Xenobots : des robots vivants qui se reproduisent par auto-réplication biologique

Xenobots : Des Robots Vivants Qui Se Reproduisent Par Auto Réplication

Une étude publiée dans la revue Actes de l’Académie nationale des sciences décrit le processus d’auto-réplication biologique par lequel des machines connues sous le nom de « Xenobots » parviennent à se reproduire. Autrement dit, les soi-disant « robots vivants » sont capables de quelque chose d’essentiel pour la survie de toute espèce : la procréation.

Selon les chercheurs de l’Université du Vermont et de l’Université Tufts, aux États-Unis, responsables de l’article scientifique, les Xenobots regroupent des centaines de cellules individuelles et les organisent en « bébés » robots. Après quelques jours, la progéniture évolue pour ressembler et bouger exactement comme leurs « parents ».

« Les gens pensent depuis longtemps que nous avons découvert toutes les façons dont la vie peut se reproduire ou se répliquer », a déclaré le co-auteur de l’étude, Douglas Blackiston, scientifique principal chez Tufts. « Mais c’est quelque chose qui n’a jamais été observé auparavant. »

La capacité de procréation n’était pas prévue dans l’idée initiale de robots vivants

Selon le Aspect numérique expliqué au moment de l’annonce du développement du projet Xenobots en janvier 2020, ces robots vivants sont construits à partir de cellules souches embryonnaires d’une espèce de grenouille africaine et peuvent travailler en groupe, marcher et nager dans un organisme et survivre des semaines sans nourriture.

Comme les chercheurs l’ont révélé à l’époque, il s’agit de « formes de vie complètement nouvelles, jamais vues dans la nature », avec des corps conçus par un superordinateur. « Ce ne sont ni un robot traditionnel ni une espèce animale connue. Il s’agit d’une nouvelle classe d’artefacts : un organisme vivant et programmable », a déclaré Joshua Bongard, l’un des chefs de file de la recherche à l’Université du Vermont, dans un communiqué de presse.

Parmi les capacités des xénobots mises en évidence par les scientifiques dans un article publié l’année dernière, figurait la capacité de survivre dans des environnements aqueux sans nutriments supplémentaires pendant des jours ou des semaines, ce qui les rend adaptés à l’administration interne de médicaments. On disait aussi qu’ils étaient capables de se « réparer » eux-mêmes lorsqu’ils étaient endommagés.

« Mais une chose qu’ils ne peuvent pas faire, par décision des scientifiques, est de se reproduire », a déclaré l’étude. Apparemment, ils ont changé d’avis. « Nous les plaçons dans un nouveau contexte et leur donnons une chance de ré-imaginer leur multicellularité », a expliqué Bongard.

Indépendamment, un Xenobot peut produire des « enfants », cependant, le système « meurt » généralement peu de temps après. Pour donner la chance aux parents de voir grandir leurs enfants, les chercheurs se sont tournés vers l’Intelligence Artificielle (IA).

Une méthode de type Pac-Man pourrait engendrer une « dynastie Xenobot »

L’équipe a utilisé un algorithme évolutif pour tester des milliards de formes corporelles potentielles en simulation, à la recherche de celles qui seraient les plus efficaces pour la méthode d’auto-réplication.

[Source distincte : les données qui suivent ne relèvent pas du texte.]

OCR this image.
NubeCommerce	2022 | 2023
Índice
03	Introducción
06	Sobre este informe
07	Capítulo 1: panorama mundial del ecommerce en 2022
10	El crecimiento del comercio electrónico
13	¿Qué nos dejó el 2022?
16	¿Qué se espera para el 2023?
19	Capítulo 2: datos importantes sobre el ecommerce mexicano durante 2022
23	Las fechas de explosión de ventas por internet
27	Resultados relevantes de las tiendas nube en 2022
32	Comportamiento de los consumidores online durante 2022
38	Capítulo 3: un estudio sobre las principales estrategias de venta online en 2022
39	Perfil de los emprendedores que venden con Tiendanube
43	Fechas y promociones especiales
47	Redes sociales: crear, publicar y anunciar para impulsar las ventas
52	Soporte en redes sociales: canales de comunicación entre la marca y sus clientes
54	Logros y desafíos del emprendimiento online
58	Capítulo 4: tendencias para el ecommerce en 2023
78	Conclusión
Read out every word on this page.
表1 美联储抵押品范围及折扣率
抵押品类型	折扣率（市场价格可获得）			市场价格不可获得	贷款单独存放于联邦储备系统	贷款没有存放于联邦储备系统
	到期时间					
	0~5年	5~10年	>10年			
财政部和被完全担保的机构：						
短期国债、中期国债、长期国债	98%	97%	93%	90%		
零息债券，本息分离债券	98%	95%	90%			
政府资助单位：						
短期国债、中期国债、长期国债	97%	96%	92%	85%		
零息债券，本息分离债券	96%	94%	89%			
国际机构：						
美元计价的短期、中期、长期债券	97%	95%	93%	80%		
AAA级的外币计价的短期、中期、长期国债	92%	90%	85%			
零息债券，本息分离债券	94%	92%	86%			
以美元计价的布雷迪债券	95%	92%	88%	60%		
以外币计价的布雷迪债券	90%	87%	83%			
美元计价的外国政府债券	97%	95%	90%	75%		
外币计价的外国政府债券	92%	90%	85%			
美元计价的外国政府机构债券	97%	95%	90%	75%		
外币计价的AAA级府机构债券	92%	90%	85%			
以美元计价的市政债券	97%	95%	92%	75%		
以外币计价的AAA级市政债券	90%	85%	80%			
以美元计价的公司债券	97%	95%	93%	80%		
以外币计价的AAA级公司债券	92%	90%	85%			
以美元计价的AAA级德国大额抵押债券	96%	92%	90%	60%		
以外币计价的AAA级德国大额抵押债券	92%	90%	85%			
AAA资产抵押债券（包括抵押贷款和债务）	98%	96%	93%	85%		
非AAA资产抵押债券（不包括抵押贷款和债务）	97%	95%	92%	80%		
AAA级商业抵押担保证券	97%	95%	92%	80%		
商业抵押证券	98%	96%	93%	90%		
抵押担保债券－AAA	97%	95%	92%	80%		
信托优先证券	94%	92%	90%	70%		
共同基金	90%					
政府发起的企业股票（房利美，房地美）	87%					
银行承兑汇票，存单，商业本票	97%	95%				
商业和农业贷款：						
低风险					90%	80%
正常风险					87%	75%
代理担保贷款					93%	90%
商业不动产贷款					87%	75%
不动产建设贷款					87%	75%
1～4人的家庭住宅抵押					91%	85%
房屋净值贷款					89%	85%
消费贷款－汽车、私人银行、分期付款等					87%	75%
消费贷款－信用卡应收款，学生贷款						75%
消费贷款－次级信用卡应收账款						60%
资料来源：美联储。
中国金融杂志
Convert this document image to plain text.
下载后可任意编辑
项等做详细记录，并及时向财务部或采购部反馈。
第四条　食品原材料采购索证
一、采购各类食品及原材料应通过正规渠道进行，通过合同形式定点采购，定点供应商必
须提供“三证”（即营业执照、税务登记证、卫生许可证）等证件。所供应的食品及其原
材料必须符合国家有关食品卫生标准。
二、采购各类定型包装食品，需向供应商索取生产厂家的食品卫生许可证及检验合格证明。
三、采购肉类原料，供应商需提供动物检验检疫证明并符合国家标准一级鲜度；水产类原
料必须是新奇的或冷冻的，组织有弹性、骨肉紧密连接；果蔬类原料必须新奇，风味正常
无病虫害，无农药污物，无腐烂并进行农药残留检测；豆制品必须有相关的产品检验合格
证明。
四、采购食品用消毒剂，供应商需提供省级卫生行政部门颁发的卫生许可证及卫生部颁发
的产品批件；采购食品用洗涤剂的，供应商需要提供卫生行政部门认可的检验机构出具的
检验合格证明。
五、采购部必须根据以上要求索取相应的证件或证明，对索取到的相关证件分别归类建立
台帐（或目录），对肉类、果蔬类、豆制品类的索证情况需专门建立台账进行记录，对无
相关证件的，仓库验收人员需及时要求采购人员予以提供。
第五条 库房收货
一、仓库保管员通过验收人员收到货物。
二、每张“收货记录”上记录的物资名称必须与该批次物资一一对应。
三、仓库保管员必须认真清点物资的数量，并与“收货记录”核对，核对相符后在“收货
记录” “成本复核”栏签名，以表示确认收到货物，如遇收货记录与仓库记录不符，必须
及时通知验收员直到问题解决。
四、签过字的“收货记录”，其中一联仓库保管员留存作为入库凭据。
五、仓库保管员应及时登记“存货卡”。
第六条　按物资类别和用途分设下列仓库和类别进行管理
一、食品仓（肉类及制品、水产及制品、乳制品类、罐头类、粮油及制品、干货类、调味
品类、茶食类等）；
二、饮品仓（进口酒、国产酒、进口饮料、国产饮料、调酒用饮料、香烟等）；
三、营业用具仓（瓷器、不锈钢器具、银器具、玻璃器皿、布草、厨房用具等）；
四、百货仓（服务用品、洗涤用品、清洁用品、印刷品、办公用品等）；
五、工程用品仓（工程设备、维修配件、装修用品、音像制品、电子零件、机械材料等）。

Après avoir détecté un mécanisme qui ressemblait à celui du jeu vidéo Pac-Man, les chercheurs ont décidé de créer un Xenobot dans ce format et ont testé ses capacités de reproduction. Ils ont découvert que le parent conçu par l’IA pouvait utiliser sa « bouche » en forme de Pac-Man pour compresser les cellules souches en une progéniture circulaire. Les enfants ont ensuite construit des petits-enfants, qui ont construit des arrière-petits-enfants, qui ont construit des arrière-petits-enfants, et ainsi de suite. Une dynastie Xenobot se formait !

Cela pourrait évoquer des visions terrifiantes d’essaims de robots auto-répliquants, mais les chercheurs prédisent des résultats plus optimistes. Ils pensent que leur système peut promouvoir d’innombrables technologies, des machines vivantes qui nettoient les microplastiques aux nouveaux médicaments.

Michael Levin, biologiste de l’Université Tufts et co-responsable de la nouvelle recherche, est particulièrement enthousiasmé par le potentiel de la médecine régénérative. « Si nous savions comment dire aux collections de cellules ce que nous voulons qu’elles fassent, ce serait la médecine régénérative – c’est la solution aux blessures traumatiques, aux malformations congénitales, au cancer et au vieillissement », a déclaré Levin. « Une partie de ces différents problèmes existent parce que nous ne savons pas comment prédire et contrôler quels groupes de cellules vont se construire. Les Xenobots sont une nouvelle plate-forme pour nous apprendre.